L’epoca della prima di codeste due diramazioni, che si apre di faccia al sepolcro di s. Eusebio, fu dimostrato dall’esimio fratello dell’Autore per i dati topografici, non esser posteriore al declinante secolo III15: ma non così puossi decifrare e stabilire l’epoca della seconda; che la villana mano de’ soliti frugatori ingordi devastò per guisa anche questi venerandi recessi, che ne rimase un ammasso di rovine e di macerie. Per la qual cosa non è a dire l’eroica pazienza e affaticamento, che costò all’instancabile de Rossi il rintracciare tra que’ frantumi un qualche raggio di luce che riflettesse sull’istoria di codesti due malcapitati sepolcreti. E se dal primo potè ravvisare un nuovo simbolismo cristiano, nelle palestre e vasi di premio (sul qual simbolismo eruditamente disserta); dal secondo e da altri minori non può altro d’importante raccogliere che ivi doverono esser deposti non pochi illustri personaggi, fioriti sul tramonto del secolo IV o sul principiare del V; e segnatamente i discendenti della celebre matrona Romana, S. Paola, morta, com’è noto, in Betlemme l’anno 404.

Note

  1. Cantù, Gli eretici in Italia, T. II, p. 187.
  2. An. 1863, p. 41-46.
  3. Pag. 159, 160.
  4. V. Acta mart. sincera, p. 406.
  5. V. Hist. eccl, t.

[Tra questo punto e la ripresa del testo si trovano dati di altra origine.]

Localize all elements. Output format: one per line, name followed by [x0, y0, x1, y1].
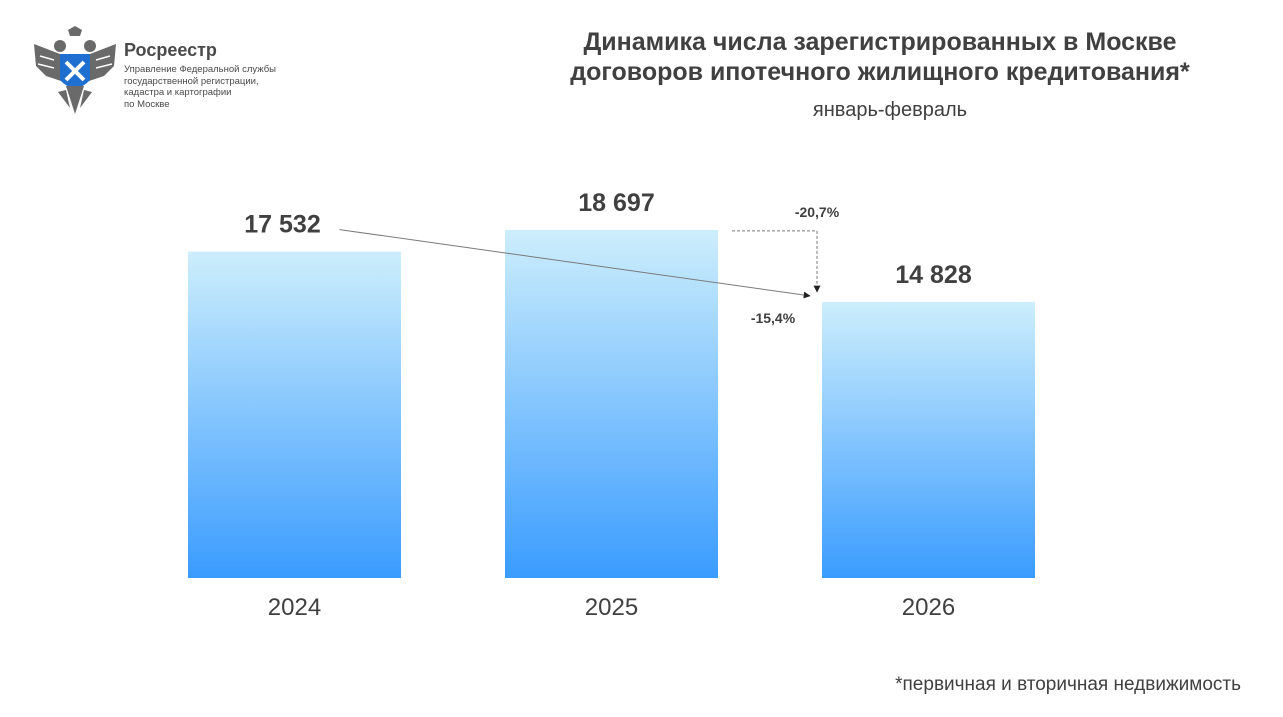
data-label-2025: 18 697 — [578, 189, 654, 217]
change-arrow-2025-2026 — [732, 230, 821, 293]
bar-2026 — [822, 301, 1035, 578]
data-label-2024: 17 532 — [244, 211, 320, 239]
change-label-2025-2026: -20,7% — [795, 204, 840, 220]
x-tick-label-2025: 2025 — [585, 594, 638, 621]
data-label-2026: 14 828 — [895, 261, 972, 289]
chart-title-line-1: Динамика числа зарегистрированных в Моск… — [583, 28, 1177, 56]
x-tick-label-2024: 2024 — [268, 594, 321, 621]
eagle-emblem-icon — [34, 26, 116, 114]
change-label-2024-2026: -15,4% — [751, 310, 796, 326]
org-name: Росреестр — [124, 40, 217, 60]
x-tick-label-2026: 2026 — [902, 594, 955, 621]
bar-2025 — [505, 229, 718, 578]
bar-2024 — [188, 251, 401, 578]
change-arrow-2024-2026 — [339, 229, 811, 299]
footnote: *первичная и вторичная недвижимость — [895, 674, 1241, 695]
chart-subtitle: январь-февраль — [812, 99, 968, 121]
chart-title-line-2: договоров ипотечного жилищного кредитова… — [570, 58, 1190, 86]
org-subtitle: Управление Федеральной службы государств… — [124, 64, 276, 110]
chart-title: Динамика числа зарегистрированных в Моск… — [520, 27, 1240, 87]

V, p. 689.
  6. An. 1864, p. 76, e an. 1865, p. 15.
  7. De virginibus, III, 6.
  8. V. Iscrip., 1055, 1056.
  9. p. 25 e segg. e p. 76 e segg.
  10. T. II, pag. 281-83.
  11. P. 349-51.
  12. P. 281-92.
  13. Pag. 289 e segg.
  14. T. II, pag. 287 e segg.
  15. T. II, Analis. arch., pag. 110, M.